Cette phrase est capitale. Parce qu’elle résume parfaitement le marché actuel. Personne ne sait réellement qui dominera en 2027. Les cartes techniques vont être redistribuées. Les références aérodynamiques actuelles vont exploser. Les motos seront moins verrouillées par l’appui. Le talent pur du pilote redeviendra peut-être central.

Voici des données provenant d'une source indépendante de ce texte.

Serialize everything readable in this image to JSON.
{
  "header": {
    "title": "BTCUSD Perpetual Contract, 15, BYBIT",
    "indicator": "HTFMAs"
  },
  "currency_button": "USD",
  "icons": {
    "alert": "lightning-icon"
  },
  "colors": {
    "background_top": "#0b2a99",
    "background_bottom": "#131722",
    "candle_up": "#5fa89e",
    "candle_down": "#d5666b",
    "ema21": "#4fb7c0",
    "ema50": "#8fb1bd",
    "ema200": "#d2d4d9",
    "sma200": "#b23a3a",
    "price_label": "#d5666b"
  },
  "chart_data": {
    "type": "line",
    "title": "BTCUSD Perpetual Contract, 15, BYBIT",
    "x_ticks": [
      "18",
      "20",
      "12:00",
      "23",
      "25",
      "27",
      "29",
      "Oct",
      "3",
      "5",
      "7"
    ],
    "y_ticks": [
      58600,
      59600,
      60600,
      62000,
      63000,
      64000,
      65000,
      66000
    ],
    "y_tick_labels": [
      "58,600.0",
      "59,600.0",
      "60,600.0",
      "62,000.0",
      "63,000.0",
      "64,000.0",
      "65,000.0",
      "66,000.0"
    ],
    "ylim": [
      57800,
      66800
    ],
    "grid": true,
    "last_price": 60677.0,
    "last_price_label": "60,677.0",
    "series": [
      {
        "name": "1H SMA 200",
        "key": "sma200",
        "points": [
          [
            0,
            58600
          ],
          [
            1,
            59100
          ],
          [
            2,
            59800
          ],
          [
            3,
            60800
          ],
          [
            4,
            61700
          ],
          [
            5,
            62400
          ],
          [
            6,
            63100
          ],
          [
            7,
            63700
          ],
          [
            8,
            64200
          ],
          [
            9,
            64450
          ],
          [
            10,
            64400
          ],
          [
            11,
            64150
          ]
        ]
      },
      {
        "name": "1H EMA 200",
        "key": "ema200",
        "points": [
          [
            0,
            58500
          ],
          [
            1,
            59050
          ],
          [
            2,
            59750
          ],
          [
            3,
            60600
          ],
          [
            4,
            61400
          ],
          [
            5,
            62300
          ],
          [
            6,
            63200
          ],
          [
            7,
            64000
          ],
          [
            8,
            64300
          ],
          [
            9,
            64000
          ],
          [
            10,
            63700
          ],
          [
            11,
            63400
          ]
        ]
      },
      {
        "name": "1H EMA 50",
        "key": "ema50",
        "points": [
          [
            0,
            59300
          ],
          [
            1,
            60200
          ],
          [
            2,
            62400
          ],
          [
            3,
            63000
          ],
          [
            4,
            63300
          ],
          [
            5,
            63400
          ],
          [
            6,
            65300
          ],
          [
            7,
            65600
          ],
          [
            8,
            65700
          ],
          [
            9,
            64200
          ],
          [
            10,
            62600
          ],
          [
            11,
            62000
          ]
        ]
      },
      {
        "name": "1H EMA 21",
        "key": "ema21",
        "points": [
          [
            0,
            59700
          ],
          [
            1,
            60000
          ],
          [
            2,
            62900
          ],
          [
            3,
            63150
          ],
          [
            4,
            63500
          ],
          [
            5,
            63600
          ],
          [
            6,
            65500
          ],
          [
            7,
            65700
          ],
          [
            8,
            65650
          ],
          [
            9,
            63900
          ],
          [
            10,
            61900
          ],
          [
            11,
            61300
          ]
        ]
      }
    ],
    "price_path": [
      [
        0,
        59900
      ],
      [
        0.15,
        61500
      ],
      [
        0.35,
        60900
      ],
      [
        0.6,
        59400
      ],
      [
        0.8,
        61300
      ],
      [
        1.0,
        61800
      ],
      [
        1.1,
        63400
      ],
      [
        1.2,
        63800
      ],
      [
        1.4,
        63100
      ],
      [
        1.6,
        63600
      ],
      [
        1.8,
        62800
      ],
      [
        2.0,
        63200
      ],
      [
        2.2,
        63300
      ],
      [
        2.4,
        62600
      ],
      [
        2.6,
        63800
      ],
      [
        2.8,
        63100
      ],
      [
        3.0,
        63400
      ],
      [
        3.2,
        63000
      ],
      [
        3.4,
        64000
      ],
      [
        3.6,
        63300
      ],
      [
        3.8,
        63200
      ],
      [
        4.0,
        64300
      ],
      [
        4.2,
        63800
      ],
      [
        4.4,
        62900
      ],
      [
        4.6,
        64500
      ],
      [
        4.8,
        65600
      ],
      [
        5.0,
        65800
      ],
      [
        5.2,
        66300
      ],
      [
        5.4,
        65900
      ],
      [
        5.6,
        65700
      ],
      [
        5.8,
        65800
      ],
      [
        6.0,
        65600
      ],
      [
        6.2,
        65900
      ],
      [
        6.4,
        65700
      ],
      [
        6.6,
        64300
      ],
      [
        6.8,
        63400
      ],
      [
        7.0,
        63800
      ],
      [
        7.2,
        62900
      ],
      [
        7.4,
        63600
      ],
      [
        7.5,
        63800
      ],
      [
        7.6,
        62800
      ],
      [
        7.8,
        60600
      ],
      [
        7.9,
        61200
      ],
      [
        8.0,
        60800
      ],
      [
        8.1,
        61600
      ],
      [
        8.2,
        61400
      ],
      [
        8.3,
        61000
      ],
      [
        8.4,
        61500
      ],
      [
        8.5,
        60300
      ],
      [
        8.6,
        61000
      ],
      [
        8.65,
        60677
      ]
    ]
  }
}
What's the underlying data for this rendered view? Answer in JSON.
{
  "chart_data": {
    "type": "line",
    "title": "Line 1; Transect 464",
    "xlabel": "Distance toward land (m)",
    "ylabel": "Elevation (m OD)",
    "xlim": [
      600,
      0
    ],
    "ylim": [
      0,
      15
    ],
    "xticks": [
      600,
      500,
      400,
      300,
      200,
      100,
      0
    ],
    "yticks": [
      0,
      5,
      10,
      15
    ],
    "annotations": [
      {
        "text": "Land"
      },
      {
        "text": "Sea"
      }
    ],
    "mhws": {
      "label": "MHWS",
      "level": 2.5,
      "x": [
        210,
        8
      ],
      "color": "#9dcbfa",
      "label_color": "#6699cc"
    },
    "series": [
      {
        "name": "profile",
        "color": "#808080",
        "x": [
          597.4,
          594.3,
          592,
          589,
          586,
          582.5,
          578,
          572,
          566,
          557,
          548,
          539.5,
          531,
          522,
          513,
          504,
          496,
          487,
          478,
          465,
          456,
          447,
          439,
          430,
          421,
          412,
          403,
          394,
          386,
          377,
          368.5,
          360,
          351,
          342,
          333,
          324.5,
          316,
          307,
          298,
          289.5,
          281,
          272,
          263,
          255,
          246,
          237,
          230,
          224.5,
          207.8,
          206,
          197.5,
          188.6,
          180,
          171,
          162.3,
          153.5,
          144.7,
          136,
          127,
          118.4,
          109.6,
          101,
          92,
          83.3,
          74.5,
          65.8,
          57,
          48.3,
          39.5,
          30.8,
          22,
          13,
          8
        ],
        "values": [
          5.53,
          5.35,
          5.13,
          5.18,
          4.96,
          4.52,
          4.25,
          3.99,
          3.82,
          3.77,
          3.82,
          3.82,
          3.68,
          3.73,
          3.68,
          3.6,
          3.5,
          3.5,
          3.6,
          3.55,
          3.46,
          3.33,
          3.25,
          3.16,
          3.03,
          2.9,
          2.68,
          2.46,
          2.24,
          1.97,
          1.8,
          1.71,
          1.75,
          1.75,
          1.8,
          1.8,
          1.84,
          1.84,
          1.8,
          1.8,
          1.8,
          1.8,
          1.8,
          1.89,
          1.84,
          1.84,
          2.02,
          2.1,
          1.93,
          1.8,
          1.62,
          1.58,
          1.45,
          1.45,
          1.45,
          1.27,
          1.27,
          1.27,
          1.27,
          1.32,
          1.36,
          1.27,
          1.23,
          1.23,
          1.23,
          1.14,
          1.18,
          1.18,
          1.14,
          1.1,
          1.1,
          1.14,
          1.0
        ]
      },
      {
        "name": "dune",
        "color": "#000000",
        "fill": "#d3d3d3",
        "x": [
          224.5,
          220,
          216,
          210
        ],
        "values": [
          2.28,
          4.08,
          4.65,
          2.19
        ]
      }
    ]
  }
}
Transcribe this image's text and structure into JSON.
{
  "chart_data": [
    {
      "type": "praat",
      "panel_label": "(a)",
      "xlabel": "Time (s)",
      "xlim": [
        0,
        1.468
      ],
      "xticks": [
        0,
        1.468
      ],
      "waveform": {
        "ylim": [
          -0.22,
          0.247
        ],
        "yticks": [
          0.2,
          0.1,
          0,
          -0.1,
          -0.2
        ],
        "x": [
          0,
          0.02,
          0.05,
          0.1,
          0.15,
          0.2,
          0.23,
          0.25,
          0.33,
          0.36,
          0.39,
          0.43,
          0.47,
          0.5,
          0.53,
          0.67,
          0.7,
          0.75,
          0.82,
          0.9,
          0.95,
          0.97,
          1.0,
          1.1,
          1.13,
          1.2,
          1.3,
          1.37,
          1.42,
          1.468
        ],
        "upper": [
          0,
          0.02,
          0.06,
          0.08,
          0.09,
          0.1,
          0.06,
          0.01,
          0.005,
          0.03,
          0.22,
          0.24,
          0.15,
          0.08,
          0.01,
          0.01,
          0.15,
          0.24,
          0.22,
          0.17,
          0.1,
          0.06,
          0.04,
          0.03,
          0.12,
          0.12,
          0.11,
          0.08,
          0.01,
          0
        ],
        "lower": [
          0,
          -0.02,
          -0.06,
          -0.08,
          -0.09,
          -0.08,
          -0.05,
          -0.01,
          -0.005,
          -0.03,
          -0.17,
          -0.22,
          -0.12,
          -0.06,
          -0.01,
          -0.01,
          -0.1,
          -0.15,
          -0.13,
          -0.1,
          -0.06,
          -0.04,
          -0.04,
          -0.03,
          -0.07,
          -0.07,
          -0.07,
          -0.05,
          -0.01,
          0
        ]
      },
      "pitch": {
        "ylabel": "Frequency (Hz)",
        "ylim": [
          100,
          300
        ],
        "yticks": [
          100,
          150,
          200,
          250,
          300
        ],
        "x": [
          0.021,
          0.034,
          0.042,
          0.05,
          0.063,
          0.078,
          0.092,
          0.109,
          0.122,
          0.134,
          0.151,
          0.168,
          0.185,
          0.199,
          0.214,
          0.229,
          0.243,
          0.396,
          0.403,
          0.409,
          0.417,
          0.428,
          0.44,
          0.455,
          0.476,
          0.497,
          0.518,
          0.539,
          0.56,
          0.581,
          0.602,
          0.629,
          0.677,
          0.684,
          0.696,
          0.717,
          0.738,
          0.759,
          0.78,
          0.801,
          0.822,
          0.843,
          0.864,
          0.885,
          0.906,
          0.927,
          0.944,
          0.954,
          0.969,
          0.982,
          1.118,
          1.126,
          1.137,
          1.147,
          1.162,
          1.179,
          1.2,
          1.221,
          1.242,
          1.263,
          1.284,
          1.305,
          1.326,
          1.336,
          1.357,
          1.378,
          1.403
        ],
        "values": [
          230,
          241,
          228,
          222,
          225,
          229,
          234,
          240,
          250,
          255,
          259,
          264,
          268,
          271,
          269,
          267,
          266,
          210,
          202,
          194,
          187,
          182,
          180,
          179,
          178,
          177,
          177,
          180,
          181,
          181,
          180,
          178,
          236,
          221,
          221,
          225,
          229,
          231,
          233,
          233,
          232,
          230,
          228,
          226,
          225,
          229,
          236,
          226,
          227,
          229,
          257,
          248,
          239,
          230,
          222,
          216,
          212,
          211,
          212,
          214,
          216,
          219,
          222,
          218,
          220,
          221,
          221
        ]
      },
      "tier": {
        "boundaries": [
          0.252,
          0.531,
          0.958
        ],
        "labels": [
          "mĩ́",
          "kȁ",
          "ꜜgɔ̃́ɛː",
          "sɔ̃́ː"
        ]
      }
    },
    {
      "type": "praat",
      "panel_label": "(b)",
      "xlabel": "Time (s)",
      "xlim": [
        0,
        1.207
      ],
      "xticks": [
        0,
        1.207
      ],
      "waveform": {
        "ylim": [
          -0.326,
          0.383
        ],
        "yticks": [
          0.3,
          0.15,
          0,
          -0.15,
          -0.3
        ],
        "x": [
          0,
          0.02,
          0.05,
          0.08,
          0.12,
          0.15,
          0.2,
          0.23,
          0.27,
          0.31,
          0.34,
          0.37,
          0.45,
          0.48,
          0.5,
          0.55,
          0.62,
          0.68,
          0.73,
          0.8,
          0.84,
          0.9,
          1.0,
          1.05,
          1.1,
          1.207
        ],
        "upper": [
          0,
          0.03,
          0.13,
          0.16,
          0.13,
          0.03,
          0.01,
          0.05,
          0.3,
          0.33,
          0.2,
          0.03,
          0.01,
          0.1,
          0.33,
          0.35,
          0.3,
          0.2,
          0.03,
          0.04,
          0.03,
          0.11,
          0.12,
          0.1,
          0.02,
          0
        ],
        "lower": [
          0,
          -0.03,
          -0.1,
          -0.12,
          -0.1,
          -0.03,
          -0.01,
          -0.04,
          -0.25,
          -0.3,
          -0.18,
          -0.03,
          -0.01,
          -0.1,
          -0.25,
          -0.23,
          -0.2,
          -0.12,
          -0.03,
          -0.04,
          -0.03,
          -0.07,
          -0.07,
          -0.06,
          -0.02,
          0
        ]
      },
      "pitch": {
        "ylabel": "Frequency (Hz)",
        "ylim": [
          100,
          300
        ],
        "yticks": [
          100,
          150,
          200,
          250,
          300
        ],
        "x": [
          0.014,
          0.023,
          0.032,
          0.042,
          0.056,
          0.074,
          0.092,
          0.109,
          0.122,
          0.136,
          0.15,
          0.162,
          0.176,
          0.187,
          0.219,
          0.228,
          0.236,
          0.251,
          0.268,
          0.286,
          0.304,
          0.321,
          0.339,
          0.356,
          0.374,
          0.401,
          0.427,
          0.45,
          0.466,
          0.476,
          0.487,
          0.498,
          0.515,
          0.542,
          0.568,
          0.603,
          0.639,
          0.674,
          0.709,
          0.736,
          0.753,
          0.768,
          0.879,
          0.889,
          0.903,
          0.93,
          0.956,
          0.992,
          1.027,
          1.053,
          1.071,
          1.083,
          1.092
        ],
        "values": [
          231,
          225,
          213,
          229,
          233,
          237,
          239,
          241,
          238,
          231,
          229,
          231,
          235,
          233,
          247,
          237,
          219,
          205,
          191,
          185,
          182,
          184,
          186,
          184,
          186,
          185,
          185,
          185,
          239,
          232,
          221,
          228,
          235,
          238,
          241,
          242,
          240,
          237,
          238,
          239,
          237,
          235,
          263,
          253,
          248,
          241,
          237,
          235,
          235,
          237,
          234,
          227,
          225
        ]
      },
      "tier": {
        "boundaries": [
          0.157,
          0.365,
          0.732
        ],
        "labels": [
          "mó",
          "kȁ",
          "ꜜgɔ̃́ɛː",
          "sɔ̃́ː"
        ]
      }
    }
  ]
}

Et dans un championnat plus “humain”, plus instinctif, Bastianini pourrait redevenir extrêmement dangereux. C’est probablement aussi ce que pense Aprilia. Car derrière le duo Martin–Bezzecchi, la marque italienne cherche désormais à construire une profondeur d’effectif capable d’écraser durablement le MotoGP.

Un pilote comme Bastianini représente une opportunité presque parfaite : rapide, expérimenté, habitué à gagner, mais aujourd’hui suffisamment fragilisé pour accepter un projet satellite ambitieux. Reste maintenant à voir si ce sauvetage deviendra officiel.

Mais une chose est claire : alors que beaucoup le voyaient déjà sortir par la petite porte, Enea Bastianini est peut-être en train de réussir le plus important dépassement de sa carrière… en dehors de la piste.